“…forgive the sinful, and never despise his low estate, for none knoweth what his own end shall be.” ~ Baha’u’llah
Over the years, the idea of personal salvation has become a very important teaching for Christians. For Baha’is, it is important to understand the context from which personal salvation came about. The debate on whether Christians had to live a good life, or just to accept Jesus, has raged for centuries. Many have asked, ‘does faith stand alone, or do we need good works to get into heaven?’ Today’s debate stems from the day Martin Luther rebelled against the Catholic Church. He rebelled because he felt the Church had become corrupted from the sale of indulgences that were ‘get out of hell tickets.’ Martin Luther felt that this meant only the wealthy and powerful could afford to get out of hell, and that this was not just. Therefore, he proclaimed that people only needed faith to get out of hell.
The debate went further when a man named John Calvin thought about the whole idea and felt that if a person only needed faith, then they had no incentive to live a good life. Therefore he came up with the idea that it was predestined before we were born that we were either damned or saved, and the only way we found out if we were going to hell or to heaven was whether we lived a productive and righteous life, or whether we lived a life of debauchery and sin. Therefore, he believed he could look around and see the saved and damned people around him by just looking at their actions.
Baha’is turn to the Bible when it comes to this debate. Baha’is do believe that faith is needed first, before all things, and that without faith, all good works are brought to naught. The Báb wrote that “We are cognizant of thy righteous deeds, though they shall avail thee nothing; for the whole object of such righteousness is but recognition of God, thy Lord, and undoubted faith in the Words revealed by Him.” (SWB pg. 34). But Baha’is also believe that once personal faith is attained, good deeds are the way we prove our faith. As in the Bible it says “for as the body without the spirit is dead, so faith without works is dead also.” (James 2:26), and it says that a Christian should “let your light shine before men that they may see your good works, and glorify your Father which is in heaven.” (Matthew 5:16).
A Baha’i could never tell you that he or she is saved. Baha’is believes that they never know until our last breath whether they will end their days on earth with faith or not. A Baha’i knows it is a constant struggle to keep faith alive in their hearts. And it is a struggle we pray daily for the strength to endure and continue. A Baha’i believes that God alone decides by His Grace who has been faithful or not. A person can do a million good works, but be performing those works for egotistical, self-righteous, or maniacal motivations. For Baha’is, therefore, it is their intentions that are important. And they must watch their intentions carefully, even to their last breath on earth. As Baha’u’llah says, a true believer “should forgive the sinful, and never despise his low estate, for none knoweth what his own end shall be. How often hath a sinner attained, at the hour of death, to the essence of faith, and, quaffing the immortal draught, hath taken his flight unto the Concourse on high! And how often hath a devout believer, at the hour of his soul’s ascension, been so changed as to fall into the nethermost fire!” (KI p. 194)
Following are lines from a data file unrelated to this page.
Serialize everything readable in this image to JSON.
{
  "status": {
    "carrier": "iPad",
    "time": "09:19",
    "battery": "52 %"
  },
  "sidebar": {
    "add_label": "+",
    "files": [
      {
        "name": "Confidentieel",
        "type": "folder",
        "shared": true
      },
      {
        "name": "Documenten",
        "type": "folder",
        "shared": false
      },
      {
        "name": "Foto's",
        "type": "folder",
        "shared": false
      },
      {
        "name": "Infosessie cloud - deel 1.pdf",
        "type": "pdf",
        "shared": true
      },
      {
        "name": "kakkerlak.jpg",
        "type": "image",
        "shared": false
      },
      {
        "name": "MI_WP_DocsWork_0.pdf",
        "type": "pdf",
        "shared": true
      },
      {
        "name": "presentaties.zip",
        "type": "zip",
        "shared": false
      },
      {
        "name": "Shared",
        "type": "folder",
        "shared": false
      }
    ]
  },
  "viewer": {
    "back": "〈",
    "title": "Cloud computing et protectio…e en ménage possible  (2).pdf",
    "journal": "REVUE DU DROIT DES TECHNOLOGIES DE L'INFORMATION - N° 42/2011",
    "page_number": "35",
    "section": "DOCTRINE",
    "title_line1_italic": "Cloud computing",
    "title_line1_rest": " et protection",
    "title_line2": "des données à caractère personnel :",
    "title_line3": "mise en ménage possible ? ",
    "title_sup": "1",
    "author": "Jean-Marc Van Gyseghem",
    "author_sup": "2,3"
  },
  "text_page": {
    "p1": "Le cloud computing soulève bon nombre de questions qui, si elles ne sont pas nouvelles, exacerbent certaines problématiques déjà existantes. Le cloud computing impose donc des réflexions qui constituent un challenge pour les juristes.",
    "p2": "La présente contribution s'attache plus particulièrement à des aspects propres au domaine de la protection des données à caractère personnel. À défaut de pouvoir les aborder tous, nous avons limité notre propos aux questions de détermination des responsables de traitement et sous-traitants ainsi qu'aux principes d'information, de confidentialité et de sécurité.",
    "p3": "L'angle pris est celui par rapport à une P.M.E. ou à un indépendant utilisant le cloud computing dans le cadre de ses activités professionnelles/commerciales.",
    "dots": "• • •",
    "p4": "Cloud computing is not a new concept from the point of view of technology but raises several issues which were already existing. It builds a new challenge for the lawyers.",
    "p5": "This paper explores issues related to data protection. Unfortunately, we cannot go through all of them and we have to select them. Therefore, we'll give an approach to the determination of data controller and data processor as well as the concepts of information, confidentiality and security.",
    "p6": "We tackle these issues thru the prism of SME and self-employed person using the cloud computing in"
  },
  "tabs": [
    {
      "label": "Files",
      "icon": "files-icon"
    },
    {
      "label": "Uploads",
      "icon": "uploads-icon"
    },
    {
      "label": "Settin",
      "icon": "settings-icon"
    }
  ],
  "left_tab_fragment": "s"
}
For Baha’is, the most important aspect of developing an eternal soul is their faith in God. Why is this? Baha’is believe that the eternal aspect of their lives is the worship we offer our Eternal God. As Baha’u’llah wrote in a prayer addressing God, “Every man endued with insight among Thy servants is persuaded that my self liveth eternally and can never perish, inasmuch as remembrance of Thee is eternal and will endure so long as Thine own Self endureth, and Thy praise is everlasting and will last as long as Thine own sovereignty will last. By its means Thou art glorified by such of Thy chosen ones as call upon Thee and by the sincere among Thy servants.” (PM, p. 127).